As video becomes a more mainstream element of everything from sales and marketing collateral to training provided by the human resources (HR) department, managing all the video being produced is becoming exponentially more challenging. To enable organizations to rise to that challenge, IBM today extended the artificial intelligence (AI) capabilities it has infused into the IBM Cloud Video service.
Hosted on the IBM Cloud platform, the IBM Cloud Video service makes use of the machine and deep learning algorithms IBM developed for the IBM Watson cognitive computing platform. New capabilities being added to IBM Cloud Video include the ability to recognize speech within videos and convert spoken words and phrases into text for video captions. IBM is also now making it possible for the captions generated by Watson to be reviewed by a human to increase accuracy. The Watson algorithms then incorporate those adjustments into any caption that gets generated for similar types of content.
Chris Zaloumis, senior director of enterprise video offerings for IBM Cloud Video, says that as video becomes a mainstream element of business processes, there’s a pressing need to automate the process through which captions and tags get generated. Tags are especially critical when it comes to exposing video content that would otherwise be invisible to search engines, adds Zaloumis.

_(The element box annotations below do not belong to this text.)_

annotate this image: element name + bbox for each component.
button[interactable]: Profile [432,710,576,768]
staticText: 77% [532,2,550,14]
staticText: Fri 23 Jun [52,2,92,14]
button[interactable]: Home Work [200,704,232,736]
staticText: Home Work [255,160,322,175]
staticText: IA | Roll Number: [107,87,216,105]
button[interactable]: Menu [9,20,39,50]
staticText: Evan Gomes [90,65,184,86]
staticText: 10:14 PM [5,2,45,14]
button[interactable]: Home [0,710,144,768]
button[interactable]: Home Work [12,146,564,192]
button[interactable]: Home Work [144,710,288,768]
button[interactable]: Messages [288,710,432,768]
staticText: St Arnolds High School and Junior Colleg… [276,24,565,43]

One of the top use cases for video in the enterprise is sales. Rodan + Fields, a manufacturer of skincare products, makes extensive use of IBM Cloud Video to train over 60,000 consultants in addition to using video to engage over 80 million people living in 45 different countries via social channels. The Watson capabilities embedded in IBM Cloud Video enable Rodan + Fields to automatically create captions in multiple languages, says Zaloumis. No matter the language spoken, Zaloumis says it’s already been shown that video that is accompanied by captions is retained better.
“You can use the captions to stress key messages,” says Zaloumis.

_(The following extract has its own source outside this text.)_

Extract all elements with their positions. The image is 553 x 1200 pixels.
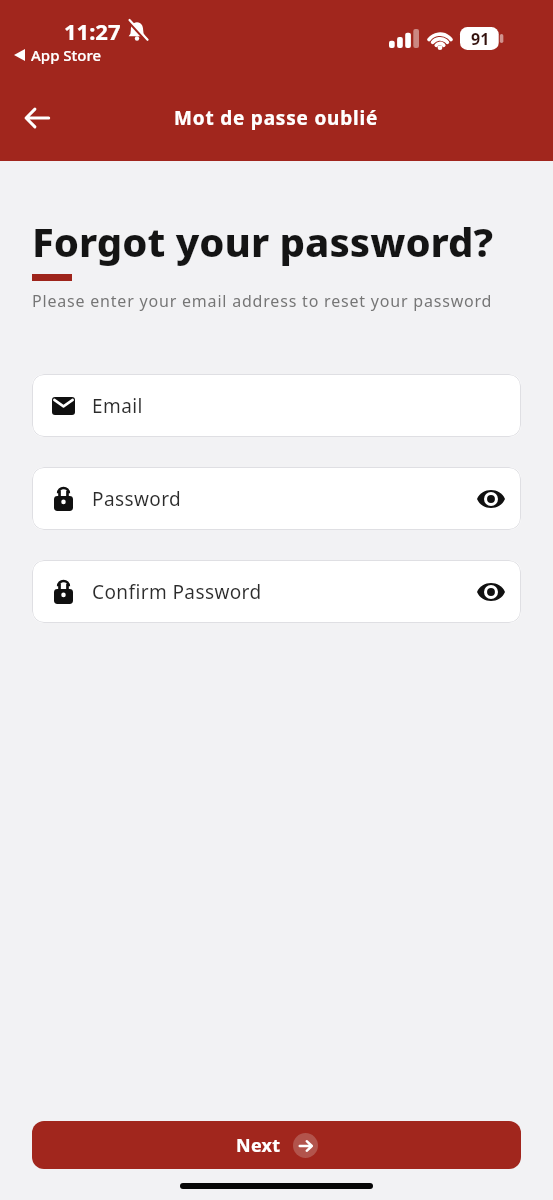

Zaloumis notes that the IBM approach to employing AI is much more accessible than rival cloud service providers that simply expose application programming interfaces (APIs) to AI functions that are aimed primarily at application developers.
Most of the unstructured content being generated today comes in the form of video. By 2020, it is forecasted that as much as 82 percent of the content on the internet will be in the form of video. Tags and captions make it simpler to include video files as part of an overarching analytics strategy. But none of that is going to be of much use if every video being created needs to be manually tagged and captioned. There simply are not enough hours in a day to watch it all, much less comprehend the key message the creator of a video may have being trying to deliver.